Bedingung dafür: Die Gefangenen müssen mindestens 50 Jahre alt sein oder aufgrund einer Vorerkrankung einer Covid-19-Risikogruppe angehören. Darüber hinaus mussten die Gefangenen mit dem Gnadenerweis einverstanden sowie ihre Unterkunft und ihr Lebensunterhalt in Freiheit sichergestellt sein. Bislang wurden 26 Gefangene entlassen, zwei weitere sollen dies abgelehnt haben. Für Gefangene, die sich aufgrund schwerwiegender Verbrechen wie etwa grobe Gewaltdelikte oder Sexualstraftaten in Haft befinden, gilt diese Maßnahme nicht.
Eine weitere Entscheidung betrifft Gefangene, die bereits im offenen Vollzug sind und deren Strafende innerhalb der nächsten sechs Monate liegt. Sie können einen Langzeitausgang erhalten, gewährt zunächst bis zum 21. April. In dieser Zeit unterliegen sie Melde- und Erreichbarkeitspflichten.
Schließlich gilt ein sogenannter Vollstreckungsaufschub. Bei Freiheitsstrafen bis zu einem Jahr und sechs Monaten sieht die Staatsanwaltschaft bis zum 18. Mai davon ab, die Betroffenen zum Haftantritt aufzufordern.

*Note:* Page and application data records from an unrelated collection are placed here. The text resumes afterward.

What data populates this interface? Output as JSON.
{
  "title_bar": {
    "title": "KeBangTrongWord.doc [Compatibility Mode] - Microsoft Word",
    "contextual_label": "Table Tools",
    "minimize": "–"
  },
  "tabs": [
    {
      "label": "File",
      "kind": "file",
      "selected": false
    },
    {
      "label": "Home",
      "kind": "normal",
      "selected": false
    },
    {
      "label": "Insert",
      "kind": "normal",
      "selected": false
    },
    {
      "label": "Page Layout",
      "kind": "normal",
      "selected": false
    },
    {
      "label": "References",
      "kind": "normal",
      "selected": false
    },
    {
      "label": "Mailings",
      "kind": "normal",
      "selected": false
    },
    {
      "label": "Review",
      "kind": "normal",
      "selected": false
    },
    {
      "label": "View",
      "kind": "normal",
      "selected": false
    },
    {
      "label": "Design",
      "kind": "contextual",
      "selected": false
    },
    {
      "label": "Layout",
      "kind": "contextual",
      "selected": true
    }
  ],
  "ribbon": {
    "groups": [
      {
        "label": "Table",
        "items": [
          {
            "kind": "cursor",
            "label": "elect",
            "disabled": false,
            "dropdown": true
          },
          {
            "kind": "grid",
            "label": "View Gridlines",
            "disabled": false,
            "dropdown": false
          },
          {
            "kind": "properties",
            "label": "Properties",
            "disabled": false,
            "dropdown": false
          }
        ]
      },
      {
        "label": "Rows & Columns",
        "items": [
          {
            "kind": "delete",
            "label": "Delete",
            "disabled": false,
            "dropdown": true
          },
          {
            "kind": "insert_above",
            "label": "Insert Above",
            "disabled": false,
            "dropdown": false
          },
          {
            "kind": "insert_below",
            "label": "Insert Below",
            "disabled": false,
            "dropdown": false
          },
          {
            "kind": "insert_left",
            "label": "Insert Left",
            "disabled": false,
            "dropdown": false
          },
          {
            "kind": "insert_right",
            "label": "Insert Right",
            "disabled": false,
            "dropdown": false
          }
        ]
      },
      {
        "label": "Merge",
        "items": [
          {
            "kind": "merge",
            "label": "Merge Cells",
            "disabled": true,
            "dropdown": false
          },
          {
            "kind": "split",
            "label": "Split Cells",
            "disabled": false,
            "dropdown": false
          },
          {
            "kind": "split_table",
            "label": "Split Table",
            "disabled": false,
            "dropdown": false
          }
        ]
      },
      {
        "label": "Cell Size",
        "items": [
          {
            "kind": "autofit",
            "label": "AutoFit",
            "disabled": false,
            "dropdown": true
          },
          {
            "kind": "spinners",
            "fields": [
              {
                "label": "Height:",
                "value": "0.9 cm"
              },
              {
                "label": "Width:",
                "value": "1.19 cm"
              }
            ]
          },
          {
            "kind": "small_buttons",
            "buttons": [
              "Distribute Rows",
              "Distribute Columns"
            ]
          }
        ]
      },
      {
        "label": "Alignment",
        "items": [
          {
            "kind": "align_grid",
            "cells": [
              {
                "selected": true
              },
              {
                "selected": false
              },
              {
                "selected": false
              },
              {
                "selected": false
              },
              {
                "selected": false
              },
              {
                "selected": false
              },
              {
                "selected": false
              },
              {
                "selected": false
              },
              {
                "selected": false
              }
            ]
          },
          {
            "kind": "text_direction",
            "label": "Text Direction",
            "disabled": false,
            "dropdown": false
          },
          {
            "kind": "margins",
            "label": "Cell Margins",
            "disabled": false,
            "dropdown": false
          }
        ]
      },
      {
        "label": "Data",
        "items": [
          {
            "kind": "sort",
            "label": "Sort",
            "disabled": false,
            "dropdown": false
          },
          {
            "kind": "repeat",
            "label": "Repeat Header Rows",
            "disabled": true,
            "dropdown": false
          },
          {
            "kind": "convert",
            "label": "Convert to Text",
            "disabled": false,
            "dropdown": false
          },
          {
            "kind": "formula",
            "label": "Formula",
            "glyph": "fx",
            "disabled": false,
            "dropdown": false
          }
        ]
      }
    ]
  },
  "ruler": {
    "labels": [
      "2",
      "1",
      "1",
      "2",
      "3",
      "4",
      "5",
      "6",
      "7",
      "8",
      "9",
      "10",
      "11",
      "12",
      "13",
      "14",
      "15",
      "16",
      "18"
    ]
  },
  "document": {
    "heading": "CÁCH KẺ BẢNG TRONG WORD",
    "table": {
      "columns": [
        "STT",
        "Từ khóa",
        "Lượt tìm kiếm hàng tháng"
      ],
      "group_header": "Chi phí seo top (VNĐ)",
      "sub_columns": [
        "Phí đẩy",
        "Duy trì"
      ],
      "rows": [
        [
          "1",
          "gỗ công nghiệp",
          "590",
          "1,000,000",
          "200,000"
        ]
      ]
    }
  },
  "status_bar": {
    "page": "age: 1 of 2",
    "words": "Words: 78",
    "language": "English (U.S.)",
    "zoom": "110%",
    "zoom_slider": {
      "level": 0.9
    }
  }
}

In den Fällen, in denen bereits Ladungen erfolgt sind, sollen diese ebenfalls bis Mitte Mai aufgehoben werden. „All dies aber nur unter der Bedingung, dass keine Verjährung droht oder zwingende spezialpräventive Gründe entgegenstehen“, betont Koch.
Ebenfalls einen Haftaufschub bis zum 18. Mai erhalten Verurteilte mit einer Freiheitsstrafe von bis zu drei Jahren – aber auch hier nur, wenn sie mindestens 50 Jahre alt sind oder aufgrund einer Vorerkrankung einer Corona-Risikogruppe angehören. Auch von dieser Regelung sind wegen schwerwiegender Verbrechen Verurteilte ausgenommen.
Strafen wegen Sexualdelikten nicht ausgesetzt
In Niedersachsen erhalten derzeit alle Verurteilten, die zu einer Freiheitsstrafe von bis zu zwölf Monaten verurteilt wurden, keine Ladung zum Haftantritt, es sei denn, dass im Einzelfall zwingende Gründe dagegen sprechen, erläutert Christian Lauenstein, Sprecher des Justizministeriums. Strafen wegen Sexualdelikten werden zum Beispiel nicht ausgesetzt. Diese Regelung gilt zunächst für die Dauer von drei Monaten. Das Gleiche gilt für Ladungen zum Haftantritt zu einer Ersatzfreiheitsstrafe, und auch die Vollstreckung von Jugendarresten wird bis Mitte Juni aufgeschoben. Eine vorzeitige Entlassung von Gefangenen ist dagegen laut Lauenstein gegenwärtig nicht geplant.
In Nordrhein-Westfalen werden wie in Bremen Kurzzeit-Häftlinge auf freien Fuß gesetzt, wie das Magazin „Focus“ berichtet. Justizminister Peter Biesenbach (CDU) hat demnach die Leiter der 36 Justizvollzugsanstalten in Nordrhein-Westfalen angewiesen, ihre Gefangenen sofort freizulassen, die Haftstrafen bis zu 18 Monaten absitzen und ohnehin bis zum 20. Juli entlassen worden wären. Ebenfalls in den Genuss einer Amnestie kommen die JVA-Insassen, die eine Ersatzfreiheitsstrafe absitzen. Verurteilte Straftäter, die nur ein Jahr oder weniger absitzen müssen, sollen zunächst nicht festgesetzt werden. Auch in Nordrhein-Westfalen sind Sexualstraftäter von diesen Regelungen ausgenommen.